“Se gli assediati di Leningrado riuscirono a tenersi in vita per quasi 900 giorni, con viveri razionati e insufficienti, il merito fu certamente della cultura. Non è vero che in momenti di crisi la gente tagli nel bisogno di cultura, anzi, è vero l’esatto contrario: c’è più bisogno di cultura in momenti di difficoltà.
E’ il passo più applaudito dell’intervento di Peppuccio Tornatore ieri pomeriggio a villa Cattolica in occasione della riapertura della civica galleria Guttuso.

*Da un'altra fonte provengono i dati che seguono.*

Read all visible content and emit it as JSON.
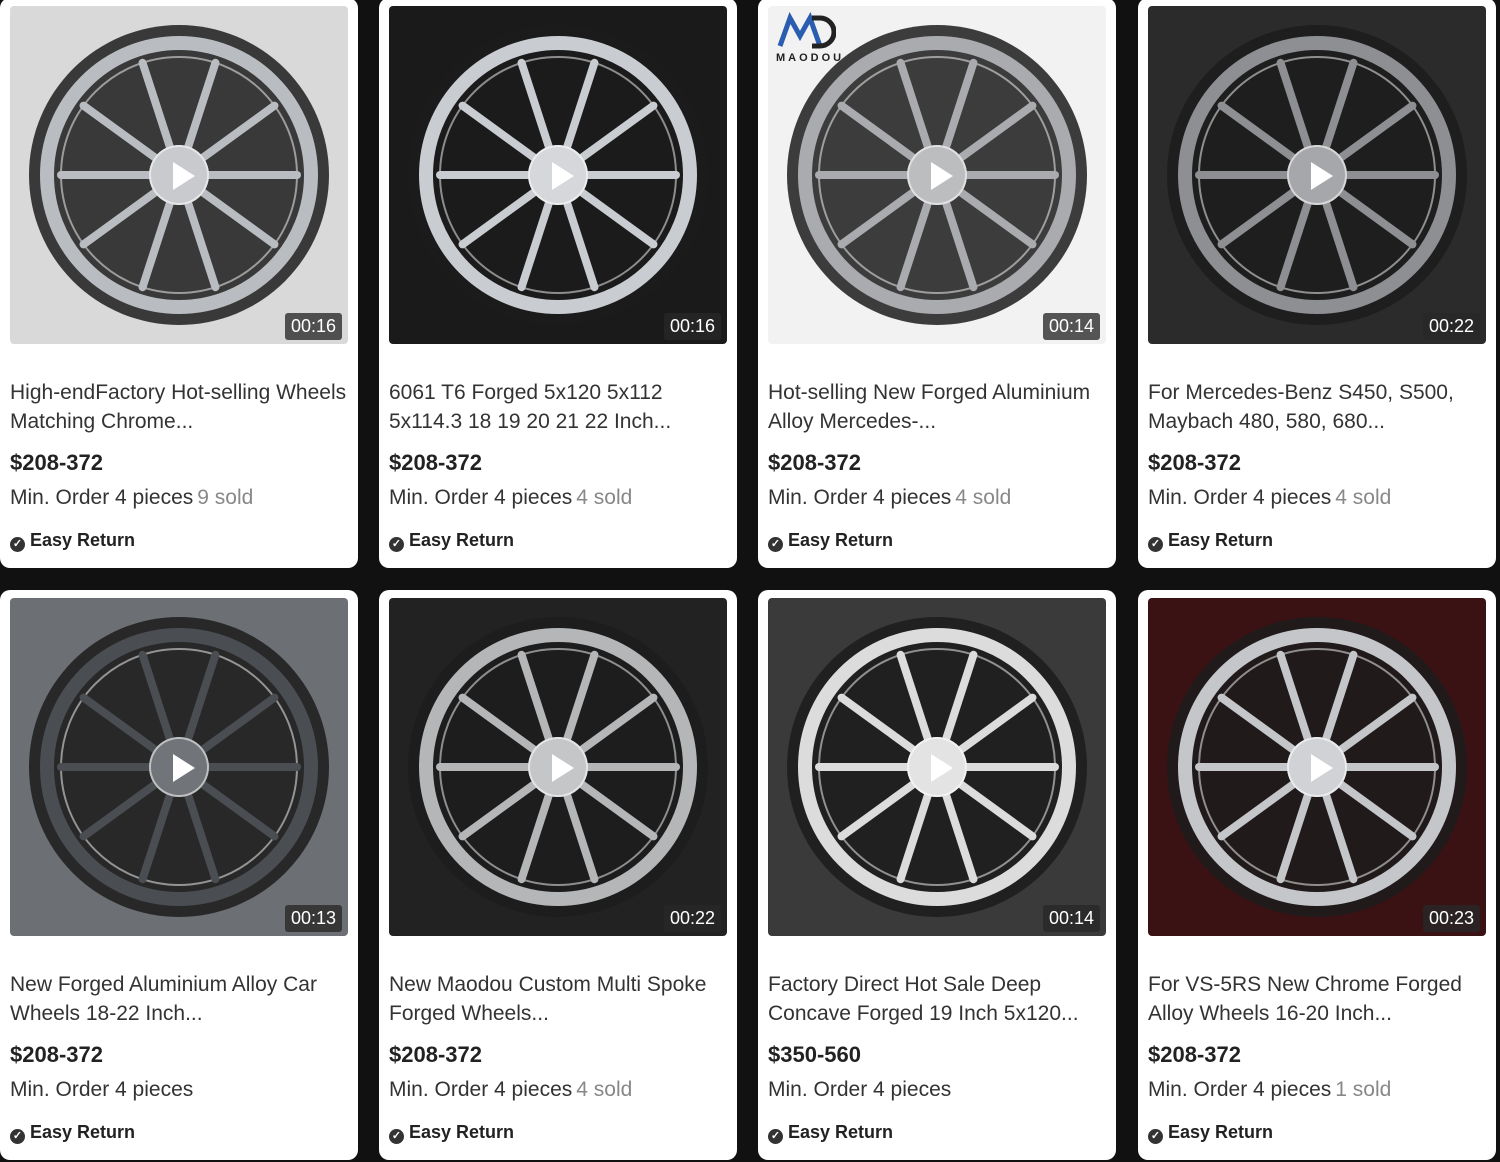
{
  "products": [
    {
      "title": "High-endFactory Hot-selling Wheels Matching Chrome...",
      "price": "$208-372",
      "min_order": "Min. Order",
      "qty": "4 pieces",
      "sold": "9 sold",
      "badge": "Easy Return",
      "duration": "00:16",
      "bg": "#d9d9d9",
      "rim": "#b9bcc0",
      "scene": "chrome-cross-wheel"
    },
    {
      "title": "6061 T6 Forged 5x120 5x112 5x114.3 18 19 20 21 22 Inch...",
      "price": "$208-372",
      "min_order": "Min. Order",
      "qty": "4 pieces",
      "sold": "4 sold",
      "badge": "Easy Return",
      "duration": "00:16",
      "bg": "#1a1a1a",
      "rim": "#c9ccd1",
      "scene": "chrome-wheel-red-caliper"
    },
    {
      "title": "Hot-selling New Forged Aluminium Alloy Mercedes-...",
      "price": "$208-372",
      "min_order": "Min. Order",
      "qty": "4 pieces",
      "sold": "4 sold",
      "badge": "Easy Return",
      "duration": "00:14",
      "bg": "#f2f2f2",
      "rim": "#a9abae",
      "scene": "silver-five-spoke-wheel",
      "logo": "MAODOU"
    },
    {
      "title": "For Mercedes-Benz S450, S500, Maybach 480, 580, 680...",
      "price": "$208-372",
      "min_order": "Min. Order",
      "qty": "4 pieces",
      "sold": "4 sold",
      "badge": "Easy Return",
      "duration": "00:22",
      "bg": "#2b2b2b",
      "rim": "#8d8f92",
      "scene": "black-mercedes-wheel"
    },
    {
      "title": "New Forged Aluminium Alloy Car Wheels 18-22 Inch...",
      "price": "$208-372",
      "min_order": "Min. Order",
      "qty": "4 pieces",
      "sold": "",
      "badge": "Easy Return",
      "duration": "00:13",
      "bg": "#6c6f73",
      "rim": "#4a4d52",
      "scene": "gunmetal-wheel"
    },
    {
      "title": "New Maodou Custom Multi Spoke Forged Wheels...",
      "price": "$208-372",
      "min_order": "Min. Order",
      "qty": "4 pieces",
      "sold": "4 sold",
      "badge": "Easy Return",
      "duration": "00:22",
      "bg": "#222222",
      "rim": "#b4b6b8",
      "scene": "multi-spoke-wheel"
    },
    {
      "title": "Factory Direct Hot Sale Deep Concave Forged 19 Inch 5x120...",
      "price": "$350-560",
      "min_order": "Min. Order",
      "qty": "4 pieces",
      "sold": "",
      "badge": "Easy Return",
      "duration": "00:14",
      "bg": "#3a3a3a",
      "rim": "#dcdcdc",
      "scene": "mesh-silver-wheel"
    },
    {
      "title": "For VS-5RS New Chrome Forged Alloy Wheels 16-20 Inch...",
      "price": "$208-372",
      "min_order": "Min. Order",
      "qty": "4 pieces",
      "sold": "1 sold",
      "badge": "Easy Return",
      "duration": "00:23",
      "bg": "#3a1214",
      "rim": "#c4c6ca",
      "scene": "chrome-red-display-wheel"
    }
  ]
}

Il premio Oscar, affezionatissimo alla sua Baaria, ha fatto riferimento ai suoi ultimi studi in merito proprio all’eroicità dimostrata dagli abitanti di Leningrado durante la seconda guerra mondiale, che resistettero alle forze di Hitler dal 8 settembre 1941 al 27 gennaio del 1944, facendo teatro, scrivendo, organizzando mostre, elevando il pensiero.
Ad ascoltarlo con vivo interesse, un folto e attento pubblico, rimasto però per lo più in piedi o al di fuori delle due salette allestite, per l’occasione, in uno dei corpi laterali del complesso monumentale, per la verità assai insufficienti per capienza e infelici nella funzione loro assegnata.
Tornatore, ospite d’onore, con la semplicità e la modestia che da sempre lo contraddistinguono, ha parlato per ultimo, dopo un nutrito drappello di politici e addetti ai lavori: dal sindaco Biagio Sciortino alla Direttrice Dora Favatella Lo Cascio dalla soprintendente Adele Mormino al presidente della provincia Giovanni Avanti.
Il regista bagherese ha parlato, poi, anche della sua esperienza presso il circolo culturale bagherese di cui tratta il libro presentato, in concomitanza della riapertura del museo (con penalizzazione conseguente per il poco tempo che vi si è potuto dedicare): "I ragazzi di via S. Angelo n.15" a firma di Mimmo Aiello e Biagio Napoli:
“Avevamo pochi mezzi ma tanta voglia di fare cultura- ha ricordato in merito Tornatore- si organizzavano convegni e proiezioni con un impegno che rasentava l’eroicità.
Era un circolo culturale che consentiva l’ingresso agli associati- bastavano cinquecento lire per abbonarsi- ma ogni tanto aprivamo le porte anche al pubblico.
Certo il locale non era in regola per farlo ma le forze dell’ordine chiudevano un occhio e facevano bene. ”
Tra folate di vento e pioggia, subito dopo la duplice presentazione, è stato poi possibile visitare i locali museali che erano stati chiusi per dieci mesi.
Peccato che l’afflusso davvero notevole di persone e la mancanza di un percorso tracciato e facilmente individuabile all’interno e/o di un depliant illustrativo, non abbia consentito una fruizione ordinata delle opere presenti mentre le didascalie a corredo delle opere, troppo piccole e a caratteri lillipuziani (ma sarà un vezzo cittadino viste le nuove tabelle indicatorie dei monumenti a sfida di lince), hanno costretto gli audaci ad una continua e faticosa flessione della colonna vertebrale.
Peccato, poiché molto interessante e coraggioso è sembrato il nuovo assetto al cui interno opere di nuovi autori, tra cui, ad esempio, la nostra brava Filly Cusenza, sono esposte al fianco dello stesso impareggiabile maestro.
Per non parlare della poesia dei bambini di Pina Calì accanto alle sculture del marito Silvestre Cuffaro.
Ma a caval donato non si guarda in bocca, e nella cittadina delle case popolari a sette metri dalla Certosa, e della cementeria arrugginita -che non si capisce bene perché continui a restare dov’è: archeologia industriale o memento mori?- la riapertura di una struttura come quella di villa Cattolica, forse davvero il più grande polo culturale del meridione, non può che far ben sperare.
Specialmente di questi tempi.
D’altronde, l’assedio è solo all’inizio e anche Primo Levi, nella notte oscura di un lager, citava Dante.